Magnetograms underestimate even unipolar magnetic flux nearly everywhere on the solar disk

TL;DR

This study uses 3D MHD simulations to evaluate how accurately solar magnetic flux can be measured from spectropolarimetric data, revealing significant underestimations and limitations across the solar disk.

Contribution

It provides a comprehensive analysis of the biases and limitations in current methods of inferring solar magnetic flux from line-of-sight measurements, considering full disk and various angles.

Findings

Magnetograms underestimate true magnetic flux in most regions.

Retrieval accuracy depends on heliocentric angle and spatial resolution.

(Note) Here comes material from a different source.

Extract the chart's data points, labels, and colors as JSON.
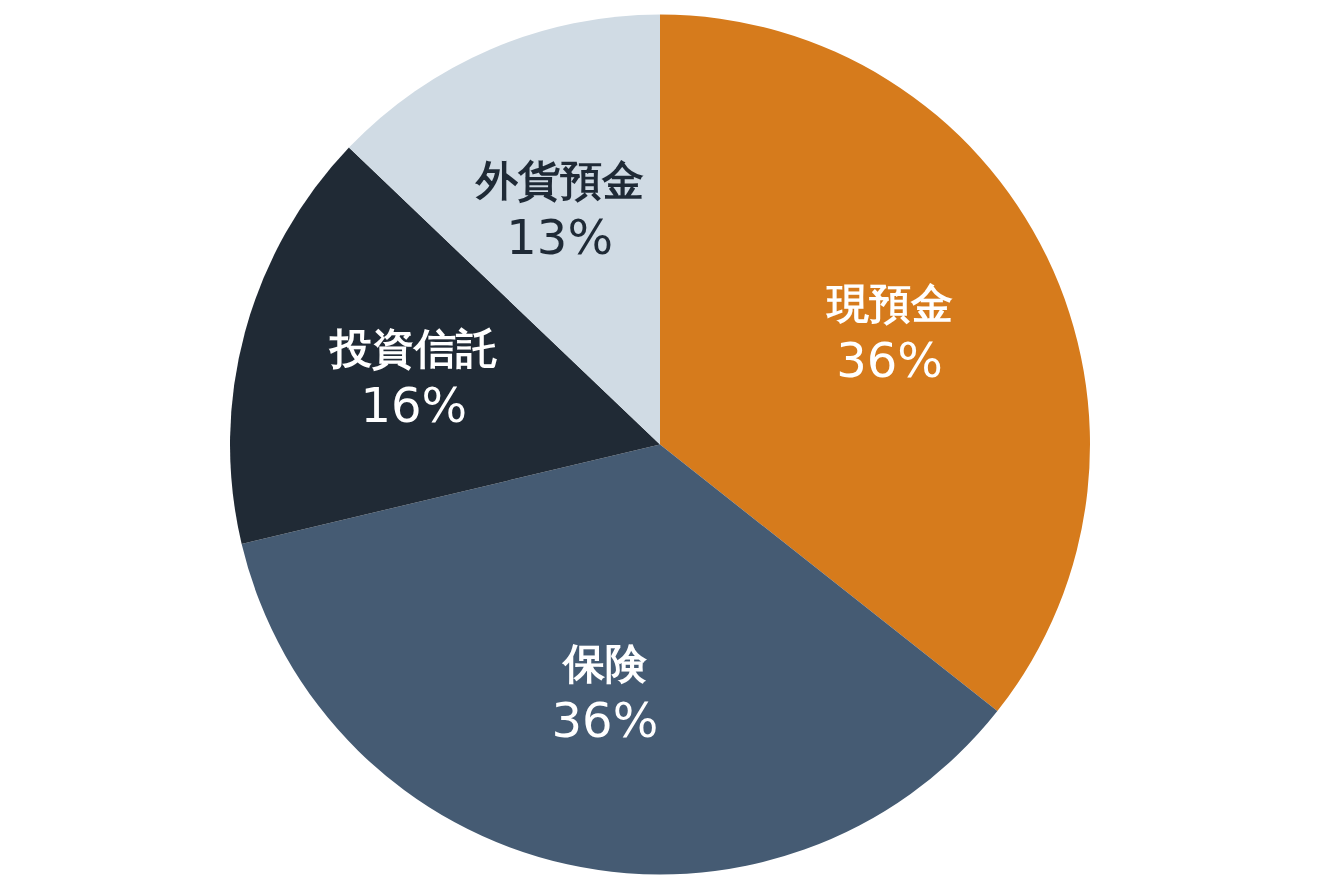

Line-of-sight magnetic field estimates are consistently lower than simulation values.

Abstract

We aim to test the reliability of determining the line-of-sight magnetic field from a 3D MHD simulation of a unipolar region. In contrast to earlier similar studies, we consider the full solar disk, i.e. considering the full centre-to-limb variation, as well as regions with different averaged field strengths. We synthesised Stokes profiles from MURaM MHD simulations of unipolar regions with varying mean vertical magnetic flux densities, ranging from quiet Sun to active region plage. We did this for a comprehensive range of heliocentric angles: from $\mu=1$ to $\mu=0.15$, and for two commonly used photospheric spectral lines: Fe I $6173.3$ and Fe I $5250.2${\AA}. The line-of-sight magnetic field was derived with a Milne-Eddington Inversion as well as with other commonly used methods. The inferred spatially averaged $\langle B_{LOS}\rangle$ is always lower than that present in the MHD simulations, with the exception of $\mu\approx 1$ and sufficiently high spatial resolution. It is also generally inconsistent with a linear dependence on $\mu$. Above $\mu=0.5$ the spatial resolution greatly impacts the retrieved line-of-sight magnetic field. For $\mu\leq0.5$ the retrieved $B_{LOS}$ is nearly independent of resolution, but is always lower than expected from the simulation. These trends persist regardless of the mean vertical magnetic field in the MHD simulations and are independent of the $B_{LOS}$ retrieval method. For $\mu\leq0.5$, a larger $\langle B_{LOS}\rangle$ is inferred for the $5250.2${\AA} spectral line than $6173.3${\AA}, but the converse is true at higher $\mu$. The results found here raise some doubts of the reliability of determining the radial field by dividing the line-of-sight field by $\mu$ and are of considerable importance for deducing the total magnetic flux of the Sun. They may also contribute to the resolution of the open flux problem.